Music-making in Manchester: The Hallé

Wednesday, December 16, 2020

We're looking in depth at how Manchester's music scene is thriving despite the challenges wrought on the city by Covid. We hear from David Butcher, the new CEO at the Hallé Orchestra

David Butcher
David Butcher

Your first few months as CEO of the Halle can’t have been the easiest to navigate. What have been the biggest challenges?

Where do I start? Coming into a large complex organisation, working remotely with the orchestra on furlough has certainly has been an unusual start. And re-imagining a new winter season of filmed concerts in Bridgewater Hall and Hallé St Peter’s in the first three months has been a challenge. Equally, the Hallé is a well-oiled and vibrantly flexible machine, where the support and expertise of the management team has been brilliant, and it’s been heartening that the Hallé musicians have been an amazing resource, helping create and embrace new ways of working – not to mention Sir Mark Elder, who has been leading the charge for the arts sector during this time, and worked tirelessly in helping the Hallé get back to work and to its audiences. So in that sense it’s been an incredibly rewarding time in spite of all these challenges. 

 

Manchester has been hit hard by the pandemic, meaning that opportunities for live music-making have been severely disrupted. How have you ensured that a) local audiences and b) national audiences have remained engaged?
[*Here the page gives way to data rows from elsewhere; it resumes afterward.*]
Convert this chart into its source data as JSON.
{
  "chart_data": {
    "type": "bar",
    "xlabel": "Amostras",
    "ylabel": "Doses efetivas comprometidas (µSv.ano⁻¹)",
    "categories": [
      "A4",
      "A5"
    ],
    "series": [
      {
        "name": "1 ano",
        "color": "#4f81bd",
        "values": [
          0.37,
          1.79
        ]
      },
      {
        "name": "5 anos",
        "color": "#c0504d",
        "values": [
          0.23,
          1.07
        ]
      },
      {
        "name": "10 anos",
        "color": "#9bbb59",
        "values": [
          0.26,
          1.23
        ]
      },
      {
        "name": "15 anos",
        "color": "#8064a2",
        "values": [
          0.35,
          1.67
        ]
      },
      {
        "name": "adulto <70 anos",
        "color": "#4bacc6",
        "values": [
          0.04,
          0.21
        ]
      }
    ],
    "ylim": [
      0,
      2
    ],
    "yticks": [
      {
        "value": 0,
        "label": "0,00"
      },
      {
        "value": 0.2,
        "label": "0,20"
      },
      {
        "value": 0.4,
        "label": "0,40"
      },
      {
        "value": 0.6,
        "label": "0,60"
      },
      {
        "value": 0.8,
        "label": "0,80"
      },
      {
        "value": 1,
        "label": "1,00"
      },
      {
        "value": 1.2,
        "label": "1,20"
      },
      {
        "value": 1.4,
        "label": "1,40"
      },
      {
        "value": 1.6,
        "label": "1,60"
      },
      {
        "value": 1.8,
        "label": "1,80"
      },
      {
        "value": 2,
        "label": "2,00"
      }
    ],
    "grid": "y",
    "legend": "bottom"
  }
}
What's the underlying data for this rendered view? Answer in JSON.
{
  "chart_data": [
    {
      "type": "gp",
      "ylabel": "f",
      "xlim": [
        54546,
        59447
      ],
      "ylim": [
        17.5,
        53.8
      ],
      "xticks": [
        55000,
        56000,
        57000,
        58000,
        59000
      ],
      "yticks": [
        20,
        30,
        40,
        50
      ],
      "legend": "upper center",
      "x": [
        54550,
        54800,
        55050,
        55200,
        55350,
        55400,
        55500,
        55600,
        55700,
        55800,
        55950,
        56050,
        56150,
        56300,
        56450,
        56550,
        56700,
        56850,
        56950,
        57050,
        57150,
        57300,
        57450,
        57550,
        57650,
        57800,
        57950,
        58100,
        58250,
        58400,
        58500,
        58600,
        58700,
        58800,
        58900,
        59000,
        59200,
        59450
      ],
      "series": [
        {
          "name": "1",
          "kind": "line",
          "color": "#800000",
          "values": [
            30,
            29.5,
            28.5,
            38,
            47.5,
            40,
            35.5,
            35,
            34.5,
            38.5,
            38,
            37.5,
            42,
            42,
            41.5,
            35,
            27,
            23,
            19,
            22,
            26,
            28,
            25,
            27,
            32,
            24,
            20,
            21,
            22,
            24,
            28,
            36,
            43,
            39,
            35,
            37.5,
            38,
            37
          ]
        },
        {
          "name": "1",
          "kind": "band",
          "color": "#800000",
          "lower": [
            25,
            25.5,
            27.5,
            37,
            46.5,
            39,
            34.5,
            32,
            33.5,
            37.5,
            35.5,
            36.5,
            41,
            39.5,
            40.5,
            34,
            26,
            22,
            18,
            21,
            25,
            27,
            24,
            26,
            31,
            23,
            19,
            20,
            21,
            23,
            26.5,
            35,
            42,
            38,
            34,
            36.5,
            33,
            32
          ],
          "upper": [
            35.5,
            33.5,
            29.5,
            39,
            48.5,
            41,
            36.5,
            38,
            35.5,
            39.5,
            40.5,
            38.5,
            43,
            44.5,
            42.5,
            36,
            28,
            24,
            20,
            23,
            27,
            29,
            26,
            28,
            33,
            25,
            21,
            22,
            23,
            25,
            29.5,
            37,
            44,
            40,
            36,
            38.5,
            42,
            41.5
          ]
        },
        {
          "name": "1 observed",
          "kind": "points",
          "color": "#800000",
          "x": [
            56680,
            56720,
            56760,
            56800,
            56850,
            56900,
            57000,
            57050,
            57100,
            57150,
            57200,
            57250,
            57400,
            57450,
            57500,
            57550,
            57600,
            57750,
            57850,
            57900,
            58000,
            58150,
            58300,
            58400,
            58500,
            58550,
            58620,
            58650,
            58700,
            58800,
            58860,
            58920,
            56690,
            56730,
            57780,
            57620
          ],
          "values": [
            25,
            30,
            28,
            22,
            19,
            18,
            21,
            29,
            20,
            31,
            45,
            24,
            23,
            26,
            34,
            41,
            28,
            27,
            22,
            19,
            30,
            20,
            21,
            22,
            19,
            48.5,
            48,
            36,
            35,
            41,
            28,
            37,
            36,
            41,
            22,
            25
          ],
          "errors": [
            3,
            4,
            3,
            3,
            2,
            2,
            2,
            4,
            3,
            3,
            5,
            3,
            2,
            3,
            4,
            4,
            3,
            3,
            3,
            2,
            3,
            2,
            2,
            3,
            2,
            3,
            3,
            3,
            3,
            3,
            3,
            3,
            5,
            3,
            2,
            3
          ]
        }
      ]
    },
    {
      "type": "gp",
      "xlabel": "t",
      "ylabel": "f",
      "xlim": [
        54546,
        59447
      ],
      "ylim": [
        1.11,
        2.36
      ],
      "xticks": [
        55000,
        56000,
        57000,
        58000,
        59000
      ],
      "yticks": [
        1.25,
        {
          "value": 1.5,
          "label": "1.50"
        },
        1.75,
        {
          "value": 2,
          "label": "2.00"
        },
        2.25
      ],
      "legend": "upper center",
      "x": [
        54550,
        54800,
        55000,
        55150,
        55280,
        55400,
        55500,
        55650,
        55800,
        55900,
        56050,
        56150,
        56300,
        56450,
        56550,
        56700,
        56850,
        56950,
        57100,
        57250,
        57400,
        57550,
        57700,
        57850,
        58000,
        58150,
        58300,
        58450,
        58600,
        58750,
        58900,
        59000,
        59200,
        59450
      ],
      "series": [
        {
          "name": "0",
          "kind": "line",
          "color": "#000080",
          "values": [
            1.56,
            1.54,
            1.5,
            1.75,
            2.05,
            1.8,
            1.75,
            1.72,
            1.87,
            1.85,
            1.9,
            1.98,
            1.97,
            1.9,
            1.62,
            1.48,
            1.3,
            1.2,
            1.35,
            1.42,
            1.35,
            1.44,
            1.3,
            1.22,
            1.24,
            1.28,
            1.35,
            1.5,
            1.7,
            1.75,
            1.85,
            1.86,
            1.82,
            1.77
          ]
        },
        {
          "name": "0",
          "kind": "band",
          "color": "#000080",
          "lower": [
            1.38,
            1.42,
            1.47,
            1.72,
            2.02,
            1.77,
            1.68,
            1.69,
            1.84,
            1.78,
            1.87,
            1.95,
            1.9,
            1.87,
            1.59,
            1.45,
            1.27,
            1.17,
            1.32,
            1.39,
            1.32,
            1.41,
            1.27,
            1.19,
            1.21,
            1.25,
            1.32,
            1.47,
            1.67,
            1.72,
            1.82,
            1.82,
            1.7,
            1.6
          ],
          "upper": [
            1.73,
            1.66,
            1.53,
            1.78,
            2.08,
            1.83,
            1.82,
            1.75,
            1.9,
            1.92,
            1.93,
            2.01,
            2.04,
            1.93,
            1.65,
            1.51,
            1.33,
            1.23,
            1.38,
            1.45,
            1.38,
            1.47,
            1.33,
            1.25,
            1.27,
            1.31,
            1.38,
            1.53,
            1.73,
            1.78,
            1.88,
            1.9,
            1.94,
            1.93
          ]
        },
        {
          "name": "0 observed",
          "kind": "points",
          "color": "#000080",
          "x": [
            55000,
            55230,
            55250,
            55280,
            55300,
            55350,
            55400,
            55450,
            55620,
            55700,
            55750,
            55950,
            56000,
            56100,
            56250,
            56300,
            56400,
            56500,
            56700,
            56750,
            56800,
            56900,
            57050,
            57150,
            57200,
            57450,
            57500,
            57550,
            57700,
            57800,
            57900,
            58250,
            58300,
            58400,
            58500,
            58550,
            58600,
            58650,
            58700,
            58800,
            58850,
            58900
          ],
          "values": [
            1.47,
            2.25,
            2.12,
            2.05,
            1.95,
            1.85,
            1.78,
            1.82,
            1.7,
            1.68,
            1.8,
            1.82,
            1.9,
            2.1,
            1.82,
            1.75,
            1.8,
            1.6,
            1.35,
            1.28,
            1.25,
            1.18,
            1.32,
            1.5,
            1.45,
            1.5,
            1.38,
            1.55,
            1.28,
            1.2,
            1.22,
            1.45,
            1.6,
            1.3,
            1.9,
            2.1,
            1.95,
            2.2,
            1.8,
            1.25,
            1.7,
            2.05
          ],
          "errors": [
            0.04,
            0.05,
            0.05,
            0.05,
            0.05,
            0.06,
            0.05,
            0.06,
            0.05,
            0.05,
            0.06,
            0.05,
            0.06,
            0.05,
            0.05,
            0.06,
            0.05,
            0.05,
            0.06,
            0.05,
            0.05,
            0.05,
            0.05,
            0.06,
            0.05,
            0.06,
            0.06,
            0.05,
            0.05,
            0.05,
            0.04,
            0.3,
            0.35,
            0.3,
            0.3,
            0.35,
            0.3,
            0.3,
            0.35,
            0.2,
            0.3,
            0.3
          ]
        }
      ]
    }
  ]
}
While larger scale concerts have not been possible, there’s been a vast array of imaginative digital work via films, Zoom rehearsals and workshops with our many ensembles - choirs, corporate choirs, youth choirs and youth orchestra – as well as small player groups producing work for schools and the Greater Manchester communities. Our rehearsal and community base at Hallé St Peter’s has remained open and it has been a beacon and a base for us to produce and house this work. More recently, we’ve worked with Bridgewater Hall – closed to audiences since March - to film concerts for our audiences. Ostensibly this has been for our Greater Manchester, Nottingham, Sheffield and wider North West audiences; however, we’ve been thrilled by the take up of the public across the rest of the UK and internationally too. It’s worth mentioning how our many individual supporters and corporate sponsors have remained loyal and embraced these new ways of working, for example Siemens who have sponsored the winter season.

 

What kind of measures or new technologies have you put in place to continue to be able to stream concerts?

We have a small but vibrant digital department who have worked heroically during this time and engaged Maestro Broadcasting Limited and Timeline TV, with producer Gemma Dixon and Jonathan Haswell, to produce our winter season and also films for schools. Audio has been produced by Steve Portnoi. We’ve tried to match the quality of the orchestra with quality films that make it more than simply a filmed performance. Additional lighting, a camera jib, in addition to six cameras, has enabled us to capture the performances in greater style, offering – we hope – a new and distinctive experience in watching and well as hearing the music, moving away from simply filming the performance, towards producing and illuminating a programme tailored for audiences to watch on home screens. 

 

How did the money you received from the government’s Cultural Recovery Fund help?

The CRF funding has been a lifeline in redressing losses due to the pandemic, and in working with our partners at Bridgewater Hall to reopen the hall and produce these winter season films. We’ve also been able to build a very large stage extension over the stalls, so we’re able to tackle larger symphonic repertoire whilst complying to the two-metre distancing required. Having worked for a chamber orchestra for 27 years, it’s personally great to hear this repertoire with all the Hallé power I’ve been looking forward to!

 

What are you looking forward to most from the 2020/21 season?

Making these films has enabled us to be more adventurous than we normally would be. By this I mean not just musically with a diverse range of new works, but using different locations or the hall in new ways - presenting the orchestra and artists in ways that are not possible in the traditional concert format, with close-ups, talking heads, additional film, visual segues etc. It’s difficult to pick just one. The first concert will live long in my memory – I sat quietly at the back of the hall to hear the first music played since March, a new Huw Watkins Fanfare written especially for us, and Wagner’s Meistersinger’s Suite, with the players visibly moved to be playing together again. Maybe, if I had to pick one, I’m looking forward to experiencing Annabel Arden’s new production of Stravinsky’s The Soldier’s Tale from Hallé St Peter’s with Lemn Sissay (available from 18 March).  

 

What do you think will be the lasting lessons of the pandemic for orchestras?

Across all the arts, the digital learning has been huge – not just for concerts, but for learning and community work, as well as having an impact on management practices that will affect us all moving forward. I also think that some things many of us are already doing or have been talking about for years – shorter concerts, more diverse repertoire, non-traditional venues, broadening audiences, the importance of place and local communities - have been pushed up the agenda and there’s an opportunity to foster this new learning, and propagate the wider relevance and excitement of orchestras and orchestral music. There are still difficult times ahead for us all as we look ahead to next year with many obstacles – not least in enticing our audiences back - but there will be lessons and new opportunities which I’m certainly looking forward to embracing and developing with the Hallé.